“What Do You Bring To The Table?” : The Pandemic Of Selective Civilization.
Yesterday, a friend of mine made a post on her WhatsApp status, trying to address the "what do you bring to the table" talk between couples.
I've made it known, twice now, that I don't like to talk about things I know nothing about, but somehow I do a good job at it, so let's goooooo.
I've randomly come across videos or texts where people aired their opinion about this topic and I've been able to deduce my opinion on it.
But you know the drill, what I say doesn't have to affect what you know or believe.
As far back as ages known, the role of a man has been to provide and protect, while women care and love.
While the man speaks for the family, the woman manifests his capability by the way she looks and the way she makes her home look.
On the table, the man is the voice, and the woman the flower.
But this was as far back as BC (before civilization).
Now women want to speak at tables, they want to be equals with men, they no longer believe that they're from Venus and men from Mars.
They. Want. A. Spot. At. The. Table.
So it baffles me when the question is asked "What do you bring to the table" and the women are the most triggered ones.
You wanted a spot, you wanted a voice, now you're given that…you're nagging about how it's an inappropriate question????
Be for real.
Don't get me wrong, I don't believe it's an appropriate question, given that I don't believe men and women can ever, and even if it can, should ever, be equals.
But…what do you bring to the table?
Different women have different answers to this, but I've noticed 2 famous ones.
The first one, sex, a complete turn off so we won't even give it the time of day.
The second, and I particularly find this funny, is food, love, care and attention.
"Why do you find it funny?"
Well, isn't it funny how we're selective when it comes to civilization, or as you may like to call it, "being woke"?
One minute we want to be equals and the next we want to go back to the time when our mothers were flowers on the table.
"Wait, why are you not talking about the men, what they bring to the table?"
Because….from the beginning of Genesis, it was bestowed on them to always provide, so talk about it or not, it's stamped on them "This is what you bring to the table".
They don't have to think about it, they have that easy for them.
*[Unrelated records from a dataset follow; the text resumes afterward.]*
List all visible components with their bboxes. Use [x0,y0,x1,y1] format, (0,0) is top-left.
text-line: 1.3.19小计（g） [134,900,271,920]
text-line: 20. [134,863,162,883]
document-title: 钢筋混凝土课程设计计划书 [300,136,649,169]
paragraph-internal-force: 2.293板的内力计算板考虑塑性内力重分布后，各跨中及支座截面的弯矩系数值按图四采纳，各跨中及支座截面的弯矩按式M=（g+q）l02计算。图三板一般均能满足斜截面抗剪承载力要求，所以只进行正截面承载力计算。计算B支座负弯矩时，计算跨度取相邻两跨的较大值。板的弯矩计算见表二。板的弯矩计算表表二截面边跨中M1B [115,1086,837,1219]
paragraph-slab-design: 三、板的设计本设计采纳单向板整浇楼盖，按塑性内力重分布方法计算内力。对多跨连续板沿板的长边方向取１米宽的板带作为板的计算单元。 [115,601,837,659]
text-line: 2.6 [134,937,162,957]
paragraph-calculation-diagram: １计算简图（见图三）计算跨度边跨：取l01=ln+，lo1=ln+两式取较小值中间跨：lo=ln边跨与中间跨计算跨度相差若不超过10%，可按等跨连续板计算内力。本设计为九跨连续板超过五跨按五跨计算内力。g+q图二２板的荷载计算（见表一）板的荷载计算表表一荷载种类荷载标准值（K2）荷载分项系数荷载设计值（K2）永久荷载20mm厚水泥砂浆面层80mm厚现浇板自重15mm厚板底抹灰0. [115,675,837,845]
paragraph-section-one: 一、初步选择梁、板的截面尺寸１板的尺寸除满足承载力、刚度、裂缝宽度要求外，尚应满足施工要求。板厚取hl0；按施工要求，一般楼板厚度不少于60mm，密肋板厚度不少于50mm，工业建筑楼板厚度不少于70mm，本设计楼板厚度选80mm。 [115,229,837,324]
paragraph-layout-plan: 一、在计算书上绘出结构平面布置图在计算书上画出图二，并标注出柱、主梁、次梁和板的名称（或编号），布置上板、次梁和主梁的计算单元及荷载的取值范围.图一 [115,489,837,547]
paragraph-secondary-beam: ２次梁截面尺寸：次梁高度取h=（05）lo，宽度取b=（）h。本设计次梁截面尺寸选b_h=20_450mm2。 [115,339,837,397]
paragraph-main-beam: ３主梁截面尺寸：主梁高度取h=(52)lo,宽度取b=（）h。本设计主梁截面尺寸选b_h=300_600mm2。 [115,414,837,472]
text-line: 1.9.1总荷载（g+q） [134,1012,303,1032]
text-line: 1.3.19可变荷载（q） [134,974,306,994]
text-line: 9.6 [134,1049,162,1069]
We on the other hand… Well, before you start talking about wanting to talk, you better have what you want to say, and it better not be stupid, unless you want to be a new sound for a TikTok challenge.
Now let's not forget that there are women who are just solely in a relationship for love, genuine love, but one day, because their partner saw one of Andrew Tate's videos that I wouldn't agree with, he comes up to her in a random conversation and just blurts out "what do you bring to the table?"
Or some men who even use it as a first date question.
Like, the actual hell!
Whether she believes in the equality of all or not, that is just plain rude and if she walks out, she's not the fool, you are.
If she attempts to give an answer, don't matter what you think of it, you still remain the fool in the picture.
Cos here's the thing, yeah?
The table is metaphorical, in actual sense, it's not physical, but you know it's there.
So if you're in a relationship, naturally you should know what your partner brings to the table.
If you want to be in a relationship, there's something you saw that must have led you to that person, that's what they bring to the table.
So if you're vividly asking your partner "What do you bring to the table?" you don't know them, you're not in love with them, and you should just call it off already.
It's not the smart question you think it is.
But again, what do I know about these things, righ?